On Tuesday, the Democratic Party wrested control of the House from the Republican Party, winning the most seats, while the Republicans increased their majority in the Senate. Previously, both were Republican-held – so some changes are likely afoot.
Why should I care?
For markets: Stocks voted up.
US stocks were up overall on Wednesday after the widely predicted result emerged, dispelling the uncertainty that typically causes investors to sell stocks. Investors in pharma companies were likely cheering as the counts came in – the Democrats controlling the House probably won’t back the president’s proposed caps on the prices those companies can charge for prescription drugs (tweet this). And investors in banks will likely raise a glass, too: with the Republicans holding on to the Senate, looser regulations already in motion are unlikely to be halted. Investors in industrial firms might be feeling all-too blue, however – Democrats are likely to block any major infrastructure spending plans, denying them a potential windfall.

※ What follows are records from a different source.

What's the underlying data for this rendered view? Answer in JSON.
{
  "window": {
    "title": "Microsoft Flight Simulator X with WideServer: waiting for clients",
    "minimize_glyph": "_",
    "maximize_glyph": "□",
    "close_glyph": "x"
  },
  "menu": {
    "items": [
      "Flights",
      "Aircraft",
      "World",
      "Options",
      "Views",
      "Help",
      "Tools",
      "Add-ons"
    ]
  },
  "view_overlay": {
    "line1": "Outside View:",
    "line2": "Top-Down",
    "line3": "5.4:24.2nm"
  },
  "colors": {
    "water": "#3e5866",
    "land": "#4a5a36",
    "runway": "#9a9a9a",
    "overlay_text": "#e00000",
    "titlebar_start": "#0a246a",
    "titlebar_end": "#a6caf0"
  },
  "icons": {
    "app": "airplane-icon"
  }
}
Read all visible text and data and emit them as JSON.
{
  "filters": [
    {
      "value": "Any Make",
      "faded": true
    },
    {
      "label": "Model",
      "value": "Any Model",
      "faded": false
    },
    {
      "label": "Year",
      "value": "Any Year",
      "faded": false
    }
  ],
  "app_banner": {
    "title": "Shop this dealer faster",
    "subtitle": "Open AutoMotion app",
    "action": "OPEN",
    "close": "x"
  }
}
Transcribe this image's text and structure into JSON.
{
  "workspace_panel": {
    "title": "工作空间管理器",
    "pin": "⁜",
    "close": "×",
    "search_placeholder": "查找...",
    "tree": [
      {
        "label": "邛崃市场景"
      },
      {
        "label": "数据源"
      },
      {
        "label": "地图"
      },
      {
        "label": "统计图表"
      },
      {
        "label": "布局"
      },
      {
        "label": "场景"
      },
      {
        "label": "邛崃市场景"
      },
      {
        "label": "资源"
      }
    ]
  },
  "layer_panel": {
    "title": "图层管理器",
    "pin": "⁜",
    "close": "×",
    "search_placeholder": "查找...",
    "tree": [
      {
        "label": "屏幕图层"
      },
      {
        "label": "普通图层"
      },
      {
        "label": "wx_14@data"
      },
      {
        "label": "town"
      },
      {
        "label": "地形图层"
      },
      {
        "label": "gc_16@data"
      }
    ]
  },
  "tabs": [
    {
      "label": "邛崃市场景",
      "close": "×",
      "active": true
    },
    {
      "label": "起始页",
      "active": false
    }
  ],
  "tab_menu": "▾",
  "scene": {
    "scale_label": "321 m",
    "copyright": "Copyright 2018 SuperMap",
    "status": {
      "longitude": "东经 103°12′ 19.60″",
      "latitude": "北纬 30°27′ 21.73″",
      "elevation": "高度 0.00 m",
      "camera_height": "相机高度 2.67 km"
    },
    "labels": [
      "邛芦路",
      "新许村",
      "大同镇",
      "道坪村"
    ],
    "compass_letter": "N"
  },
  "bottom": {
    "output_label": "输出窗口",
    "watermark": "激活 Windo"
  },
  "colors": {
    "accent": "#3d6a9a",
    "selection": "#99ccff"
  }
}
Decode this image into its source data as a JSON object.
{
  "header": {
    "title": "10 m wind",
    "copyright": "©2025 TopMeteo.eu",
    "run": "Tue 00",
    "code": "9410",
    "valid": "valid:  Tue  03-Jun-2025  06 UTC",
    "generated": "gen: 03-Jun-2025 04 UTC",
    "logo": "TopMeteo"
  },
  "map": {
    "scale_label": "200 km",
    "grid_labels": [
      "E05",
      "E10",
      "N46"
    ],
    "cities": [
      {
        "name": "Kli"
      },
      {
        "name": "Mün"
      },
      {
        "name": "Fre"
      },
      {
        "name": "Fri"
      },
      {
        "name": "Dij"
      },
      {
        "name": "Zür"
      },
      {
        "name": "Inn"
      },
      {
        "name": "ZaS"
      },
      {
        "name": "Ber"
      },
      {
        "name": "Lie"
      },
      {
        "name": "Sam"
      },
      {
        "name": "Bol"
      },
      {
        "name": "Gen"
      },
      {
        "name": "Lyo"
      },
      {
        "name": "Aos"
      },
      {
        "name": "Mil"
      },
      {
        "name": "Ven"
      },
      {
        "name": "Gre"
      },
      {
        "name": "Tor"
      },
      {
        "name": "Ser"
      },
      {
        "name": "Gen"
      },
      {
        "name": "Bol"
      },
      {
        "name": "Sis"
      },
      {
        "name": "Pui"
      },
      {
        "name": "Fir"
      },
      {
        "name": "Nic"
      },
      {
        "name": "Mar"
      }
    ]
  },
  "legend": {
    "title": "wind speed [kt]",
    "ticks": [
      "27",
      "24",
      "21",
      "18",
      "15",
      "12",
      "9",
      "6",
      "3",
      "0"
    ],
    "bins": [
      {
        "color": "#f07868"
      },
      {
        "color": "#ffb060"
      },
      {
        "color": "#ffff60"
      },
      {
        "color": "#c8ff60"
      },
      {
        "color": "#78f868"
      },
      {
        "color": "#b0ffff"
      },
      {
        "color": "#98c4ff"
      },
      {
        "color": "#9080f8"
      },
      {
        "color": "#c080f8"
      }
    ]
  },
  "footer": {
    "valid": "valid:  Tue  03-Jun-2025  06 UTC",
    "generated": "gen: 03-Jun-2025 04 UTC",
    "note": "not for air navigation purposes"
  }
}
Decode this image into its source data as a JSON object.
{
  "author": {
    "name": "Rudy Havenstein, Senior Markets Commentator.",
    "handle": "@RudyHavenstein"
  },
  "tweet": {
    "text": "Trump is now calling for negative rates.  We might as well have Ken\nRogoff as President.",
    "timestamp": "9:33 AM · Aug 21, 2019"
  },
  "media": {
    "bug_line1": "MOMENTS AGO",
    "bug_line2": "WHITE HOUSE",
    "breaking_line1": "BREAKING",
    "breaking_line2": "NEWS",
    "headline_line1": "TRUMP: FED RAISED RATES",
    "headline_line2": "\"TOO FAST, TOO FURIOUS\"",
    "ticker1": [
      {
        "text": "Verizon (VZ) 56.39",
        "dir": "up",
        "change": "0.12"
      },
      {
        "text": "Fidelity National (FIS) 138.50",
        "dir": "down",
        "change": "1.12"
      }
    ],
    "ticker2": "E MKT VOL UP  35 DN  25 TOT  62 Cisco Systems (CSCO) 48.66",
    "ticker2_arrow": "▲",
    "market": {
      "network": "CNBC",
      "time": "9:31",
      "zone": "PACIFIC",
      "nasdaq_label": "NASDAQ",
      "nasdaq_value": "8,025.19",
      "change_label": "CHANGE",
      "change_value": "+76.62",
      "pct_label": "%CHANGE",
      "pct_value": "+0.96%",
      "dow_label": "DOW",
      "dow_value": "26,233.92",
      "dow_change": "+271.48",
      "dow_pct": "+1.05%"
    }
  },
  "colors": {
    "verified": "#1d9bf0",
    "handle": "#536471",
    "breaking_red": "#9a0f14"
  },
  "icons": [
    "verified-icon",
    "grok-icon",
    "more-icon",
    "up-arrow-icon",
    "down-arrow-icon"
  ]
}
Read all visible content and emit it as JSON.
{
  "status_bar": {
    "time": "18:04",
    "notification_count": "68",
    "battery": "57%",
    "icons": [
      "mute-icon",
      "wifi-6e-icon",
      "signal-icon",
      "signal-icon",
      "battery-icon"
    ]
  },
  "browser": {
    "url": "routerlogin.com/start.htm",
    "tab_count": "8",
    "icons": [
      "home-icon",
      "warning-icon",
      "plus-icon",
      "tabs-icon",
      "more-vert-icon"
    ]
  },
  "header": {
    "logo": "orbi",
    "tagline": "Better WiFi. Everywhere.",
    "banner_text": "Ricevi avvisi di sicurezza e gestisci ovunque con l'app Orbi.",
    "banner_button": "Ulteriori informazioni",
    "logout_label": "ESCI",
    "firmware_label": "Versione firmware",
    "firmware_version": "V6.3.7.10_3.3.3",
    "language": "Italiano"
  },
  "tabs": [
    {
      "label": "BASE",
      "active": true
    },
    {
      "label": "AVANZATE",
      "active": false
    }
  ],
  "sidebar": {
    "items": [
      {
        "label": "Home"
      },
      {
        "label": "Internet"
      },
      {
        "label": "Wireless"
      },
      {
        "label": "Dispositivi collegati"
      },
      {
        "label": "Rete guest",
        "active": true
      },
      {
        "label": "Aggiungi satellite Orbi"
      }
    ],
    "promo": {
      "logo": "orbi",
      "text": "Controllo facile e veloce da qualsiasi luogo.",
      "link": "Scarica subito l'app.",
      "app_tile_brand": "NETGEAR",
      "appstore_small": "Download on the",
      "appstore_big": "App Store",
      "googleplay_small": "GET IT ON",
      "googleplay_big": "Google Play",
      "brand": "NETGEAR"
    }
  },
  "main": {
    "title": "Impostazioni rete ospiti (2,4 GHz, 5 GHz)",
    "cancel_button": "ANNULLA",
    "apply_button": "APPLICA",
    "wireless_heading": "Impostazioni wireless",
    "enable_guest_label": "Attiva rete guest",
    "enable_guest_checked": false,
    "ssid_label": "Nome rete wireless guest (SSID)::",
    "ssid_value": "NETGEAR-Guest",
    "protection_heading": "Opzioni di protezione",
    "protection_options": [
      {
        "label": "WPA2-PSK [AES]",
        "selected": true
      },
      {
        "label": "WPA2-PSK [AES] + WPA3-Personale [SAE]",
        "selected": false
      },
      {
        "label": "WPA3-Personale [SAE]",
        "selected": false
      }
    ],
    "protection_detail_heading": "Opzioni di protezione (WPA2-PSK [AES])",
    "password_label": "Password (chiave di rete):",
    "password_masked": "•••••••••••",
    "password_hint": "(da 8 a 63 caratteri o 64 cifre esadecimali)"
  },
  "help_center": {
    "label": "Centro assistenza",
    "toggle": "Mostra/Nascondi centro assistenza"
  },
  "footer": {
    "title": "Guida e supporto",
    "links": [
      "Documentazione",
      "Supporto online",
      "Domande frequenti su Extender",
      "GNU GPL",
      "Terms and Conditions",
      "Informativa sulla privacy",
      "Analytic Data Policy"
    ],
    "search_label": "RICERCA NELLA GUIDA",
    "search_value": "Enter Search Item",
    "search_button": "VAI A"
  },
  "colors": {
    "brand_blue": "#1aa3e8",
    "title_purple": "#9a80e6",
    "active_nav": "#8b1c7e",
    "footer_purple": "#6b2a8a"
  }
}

The bigger picture: The dollar dips – but that’s a win for some.
The US dollar slid following the results – no surprise, as a split Congress will likely lower the volume at the party the US economy’s been having in 2018: the heady days of tax cuts and spending bonanzas may now be over. But that’s good news for emerging markets with debts denominated in US dollars, as those debts – and their repayments – get a little cheaper.